A growing number of data center operators which I have been speaking with seem to have awoken to an alternative data center cooling approach based upon Pressure rather than Temperature. I guess it makes sense that Pressure would not necessarily be the first idea that pops out in someone’s head if everything else they know about cooling is based upon Temperature. But there really is a second approach to cooling and BOTH strategies are exciting, when done well….
The cooling concept is simple. Cooling is about optimizing heat transfer and essentially tries to match heat removal (using air or water) with heat generation (cpu and memory chips primarily). In a data center, each piece of equipment generates a known quantity of heat (actually a range) and each data center has a specific number of these sources. Simple math to figure out how much heat needs to be removed.

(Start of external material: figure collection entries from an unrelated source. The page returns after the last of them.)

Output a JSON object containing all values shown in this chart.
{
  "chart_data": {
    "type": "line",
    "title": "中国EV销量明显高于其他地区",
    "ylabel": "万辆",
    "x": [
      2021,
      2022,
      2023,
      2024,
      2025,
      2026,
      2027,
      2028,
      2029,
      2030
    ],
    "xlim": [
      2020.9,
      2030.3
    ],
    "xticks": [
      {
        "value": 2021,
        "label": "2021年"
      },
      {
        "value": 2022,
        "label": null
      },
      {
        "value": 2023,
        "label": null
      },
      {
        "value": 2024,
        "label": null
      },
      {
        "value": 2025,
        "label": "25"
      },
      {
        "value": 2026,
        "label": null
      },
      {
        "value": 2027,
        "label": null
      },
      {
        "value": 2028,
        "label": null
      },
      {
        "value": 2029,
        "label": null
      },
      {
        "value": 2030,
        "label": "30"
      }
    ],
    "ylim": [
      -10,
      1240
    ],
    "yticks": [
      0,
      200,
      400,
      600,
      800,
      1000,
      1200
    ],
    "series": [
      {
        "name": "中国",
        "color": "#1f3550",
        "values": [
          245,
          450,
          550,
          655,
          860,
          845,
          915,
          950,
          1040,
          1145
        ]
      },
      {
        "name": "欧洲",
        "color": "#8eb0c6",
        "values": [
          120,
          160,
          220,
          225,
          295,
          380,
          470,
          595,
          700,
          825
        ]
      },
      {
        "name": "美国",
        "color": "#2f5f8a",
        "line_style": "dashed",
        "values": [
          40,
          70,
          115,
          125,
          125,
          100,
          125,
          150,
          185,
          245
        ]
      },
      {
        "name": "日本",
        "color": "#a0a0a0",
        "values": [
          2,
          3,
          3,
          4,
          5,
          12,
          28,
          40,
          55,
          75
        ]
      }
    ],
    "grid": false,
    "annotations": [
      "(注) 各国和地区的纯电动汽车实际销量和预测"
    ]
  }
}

The trick is deploying a technology that most effectively (re)moves the heat. No more, no less. One strategy is to provide cool air at all of the INLETS (at a known temperature value, typically 68 to 74-degrees). Getting this cool air everywhere it is needed is a challenge and over-cooling is very common. The main metric: As long as ALL of the air aisles are constantly measured to be in that range, everything appears to be working well. Deploy a few temperature sensors and many data centers get their systems up and running. Is this optimal? Not really. Like eating lobster with a hammer, it gets the job done, but not very elegantly. Adding more sensors helps ALOT and when coupled with active management discipline/processes, the temperature values can identify cooling inefficiencies. Remember, too much cooling costs alot of REAL money. Temperature is a really good approach to cooling management when there are enough sensor points. (And many IT devices even have built-in sensors on the inlets to help with this goal).
A second approach is to manage by Pressure. Simply calculate how much air flows through each piece of IT gear based on manufacturer’s spec, add it all up, and then inject that amount of cool air into the front or ‘cold’ aisles. Heat will be transferred. If done properly, the two figures match perfectly. Too much air and the pressure rises and cooling resources are wasted. Too little and temperatures rise IT gear is at risk. Pressure management is about balance. (Think of this like a household bucket filled with water, a garden hose adding more water and a bunch of holes in the bucket leaking water out. As the flow from the hose is raised, there will be a point where the leaking water EQUALS the new water and the system will be working perfectly. The pressure of the water remains constant). This equilibrium value is the ideal Pressure goal used as a ‘normal’ for each part of the data center.
The best news: Most modern sensor vendors now offer BOTH types of devices, Temperature and Pressure, in easy to deploy systems. These systems WILL allow either approach to be used to optimize cooling in the data center. While it is clear that there are at least two camps of thought here, the technologies required to support both are now mature and commonly available. The only downside of sensors for the data center, is NOT deploying them! Sensors are STRATEGIC when deployed in enough quantity and along with a fully formed operational ‘plan’ on what to do with the information provided. Choose pressure or temperature, but choose something!